My other experience in course design was with George Roberts (one of the founders of the global investment company Kohlberg, Kravis, Roberts), when we engaged David Kidd to build one at a club we established on the Big Island of Hawaii called Nanea. It turned out to be a fantastic experience, and a really fantastic course and club.
Our involvement with golf as a company goes back 20 or 25 years. Even though I was chiefly a finance guy as we started and built that company, I had to learn about marketing in order to better sell what we were doing. We needed better ways to connect with the public and with our customers, and we concluded that golf was a very good vehicle to do that.
It was a clean sport, and entrepreneurial by nature, and played by people who worked hard, had disposable income, liked and understood the value of investing and appreciated rules and regulations. It seemed like a good fit for reaching individual investors and helping them become successful. We started with the Senior Tour (now the PGA Tour Champions). Then we founded the Schwab Cup, way before the FedEx Cup came into existence on the PGA Tour, so we also had something that ran through the season. Then we moved onto the PGA Tour with the Colonial. We really liked that fit because that was Ben Hogan’s tournament. I was personally a big follower and fan of his in my youth, and being associated with him fit right into my psyche and that of the company. I always admired how hard he worked and how he came back after the accident.

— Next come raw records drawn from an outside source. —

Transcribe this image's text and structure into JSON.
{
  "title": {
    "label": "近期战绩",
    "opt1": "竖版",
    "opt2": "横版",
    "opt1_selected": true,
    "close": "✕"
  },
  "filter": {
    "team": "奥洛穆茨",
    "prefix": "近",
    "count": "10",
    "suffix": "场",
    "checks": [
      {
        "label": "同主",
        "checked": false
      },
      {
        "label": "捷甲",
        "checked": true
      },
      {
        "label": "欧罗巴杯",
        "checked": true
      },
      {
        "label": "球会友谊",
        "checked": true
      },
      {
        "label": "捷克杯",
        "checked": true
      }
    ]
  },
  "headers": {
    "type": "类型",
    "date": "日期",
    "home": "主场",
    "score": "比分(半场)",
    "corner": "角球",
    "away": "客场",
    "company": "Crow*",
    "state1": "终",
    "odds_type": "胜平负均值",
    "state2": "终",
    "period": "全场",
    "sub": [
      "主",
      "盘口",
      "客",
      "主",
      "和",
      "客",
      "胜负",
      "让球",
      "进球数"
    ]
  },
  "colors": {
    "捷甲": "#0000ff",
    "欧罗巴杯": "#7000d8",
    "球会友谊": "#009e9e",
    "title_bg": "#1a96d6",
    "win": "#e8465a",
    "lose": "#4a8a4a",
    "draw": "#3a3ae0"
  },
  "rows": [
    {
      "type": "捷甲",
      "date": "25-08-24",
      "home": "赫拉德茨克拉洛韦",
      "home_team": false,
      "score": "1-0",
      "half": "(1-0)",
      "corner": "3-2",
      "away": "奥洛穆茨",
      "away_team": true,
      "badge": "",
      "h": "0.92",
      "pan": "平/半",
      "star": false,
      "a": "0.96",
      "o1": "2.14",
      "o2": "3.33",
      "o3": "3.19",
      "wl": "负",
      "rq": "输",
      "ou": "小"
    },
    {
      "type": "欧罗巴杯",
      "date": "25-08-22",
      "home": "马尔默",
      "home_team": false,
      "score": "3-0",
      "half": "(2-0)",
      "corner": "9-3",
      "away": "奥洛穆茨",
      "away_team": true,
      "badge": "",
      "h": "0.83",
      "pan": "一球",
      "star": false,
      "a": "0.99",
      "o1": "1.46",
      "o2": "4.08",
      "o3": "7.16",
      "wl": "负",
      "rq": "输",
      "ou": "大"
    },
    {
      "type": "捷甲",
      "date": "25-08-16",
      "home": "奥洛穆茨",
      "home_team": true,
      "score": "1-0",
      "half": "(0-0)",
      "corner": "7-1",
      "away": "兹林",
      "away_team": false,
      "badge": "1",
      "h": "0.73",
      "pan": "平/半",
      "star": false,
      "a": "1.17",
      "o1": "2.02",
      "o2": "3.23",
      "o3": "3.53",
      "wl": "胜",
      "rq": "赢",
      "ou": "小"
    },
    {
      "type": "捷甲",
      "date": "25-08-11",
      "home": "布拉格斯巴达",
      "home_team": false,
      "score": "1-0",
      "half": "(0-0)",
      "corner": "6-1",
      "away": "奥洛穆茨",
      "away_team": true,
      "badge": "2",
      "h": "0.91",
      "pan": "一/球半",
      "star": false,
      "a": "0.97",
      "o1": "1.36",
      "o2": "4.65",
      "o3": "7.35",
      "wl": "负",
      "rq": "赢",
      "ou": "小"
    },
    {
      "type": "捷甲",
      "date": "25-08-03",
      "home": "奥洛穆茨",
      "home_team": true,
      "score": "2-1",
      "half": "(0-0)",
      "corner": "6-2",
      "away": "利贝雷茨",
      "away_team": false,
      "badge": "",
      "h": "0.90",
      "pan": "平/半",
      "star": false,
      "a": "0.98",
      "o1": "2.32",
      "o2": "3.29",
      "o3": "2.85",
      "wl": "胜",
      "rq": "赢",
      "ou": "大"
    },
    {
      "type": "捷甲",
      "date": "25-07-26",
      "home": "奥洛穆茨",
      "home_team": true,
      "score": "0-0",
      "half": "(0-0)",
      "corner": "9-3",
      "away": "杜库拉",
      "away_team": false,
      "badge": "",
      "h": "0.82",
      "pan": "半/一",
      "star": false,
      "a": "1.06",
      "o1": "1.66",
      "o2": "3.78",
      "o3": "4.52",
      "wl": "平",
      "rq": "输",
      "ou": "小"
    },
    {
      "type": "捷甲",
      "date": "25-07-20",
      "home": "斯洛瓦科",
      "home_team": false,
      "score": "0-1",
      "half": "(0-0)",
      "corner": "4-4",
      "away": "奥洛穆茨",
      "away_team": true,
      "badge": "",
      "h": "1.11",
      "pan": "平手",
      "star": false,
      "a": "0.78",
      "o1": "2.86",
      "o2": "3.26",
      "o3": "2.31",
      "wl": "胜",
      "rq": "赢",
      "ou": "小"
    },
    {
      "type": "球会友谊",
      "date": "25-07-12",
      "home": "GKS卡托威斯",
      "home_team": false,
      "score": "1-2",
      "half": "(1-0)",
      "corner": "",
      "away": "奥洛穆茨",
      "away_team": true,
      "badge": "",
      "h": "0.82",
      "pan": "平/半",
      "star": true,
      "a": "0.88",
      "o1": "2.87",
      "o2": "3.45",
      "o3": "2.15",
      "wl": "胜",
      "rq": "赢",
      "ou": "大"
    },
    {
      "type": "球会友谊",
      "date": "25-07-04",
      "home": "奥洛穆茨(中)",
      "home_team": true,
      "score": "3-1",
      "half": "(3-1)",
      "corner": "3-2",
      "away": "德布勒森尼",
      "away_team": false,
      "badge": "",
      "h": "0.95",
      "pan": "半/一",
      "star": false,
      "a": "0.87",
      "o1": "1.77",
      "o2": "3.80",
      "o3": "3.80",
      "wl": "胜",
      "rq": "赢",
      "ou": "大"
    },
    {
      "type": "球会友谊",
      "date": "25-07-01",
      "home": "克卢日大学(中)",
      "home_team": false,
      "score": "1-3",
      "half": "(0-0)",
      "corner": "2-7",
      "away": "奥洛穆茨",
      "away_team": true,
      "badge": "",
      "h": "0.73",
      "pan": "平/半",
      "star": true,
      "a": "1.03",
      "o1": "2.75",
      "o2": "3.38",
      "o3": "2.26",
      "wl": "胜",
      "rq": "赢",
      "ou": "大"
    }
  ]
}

We have also been very active with First Tee, which was introduced to me by my good friend Sandy Tatum 10 or 15 years ago. We were very involved in the restoration of Harding Park (in San Francisco) and also in the establishment of First Tee there. And last year, as the First Tee approached its 25th anniversary, we announced a $25 million grant to provide up to a $1 match for every $2 donated to First Tee Chapters through 2026.

Other than golf, I loved skiing and did that for 50 years. I loved tennis, too. But I did something to my knee and had to give up those sports for golf. I really enjoy hunting, too. Bird hunting. I grew up in a small town where hunting was a big deal, and I have always had a passion for that sport. Duck hunting, quail hunting, red-legged partridge in Spain. I have a great appreciation for nature and what it has to offer. I am very much a conservationist, and I eat everything I kill. As a hunter, I also support a lot of conservation programs that promote the restoring of habitat and increasing populations of wildlife.
I love art, too, especially modern and contemporary art. I served as chairman of San Francisco’s Museum of Modern Art and still sit on the board there.
I have been dyslexic my entire life. But I did not figure that out until I was 40, when one of my sons was diagnosed with it. He had every difficulty I had in school. I always had a hard time reading. Fortunately, I found refuge in finance and economics.
My wife, Helen, and I started a private foundation a while back. It supports entrepreneurial organizations and has also invested heavily in supporting research and treatment for dyslexia. The science on something that impacts one out of seven kids across the human race is still so young. And there is still so much to learn.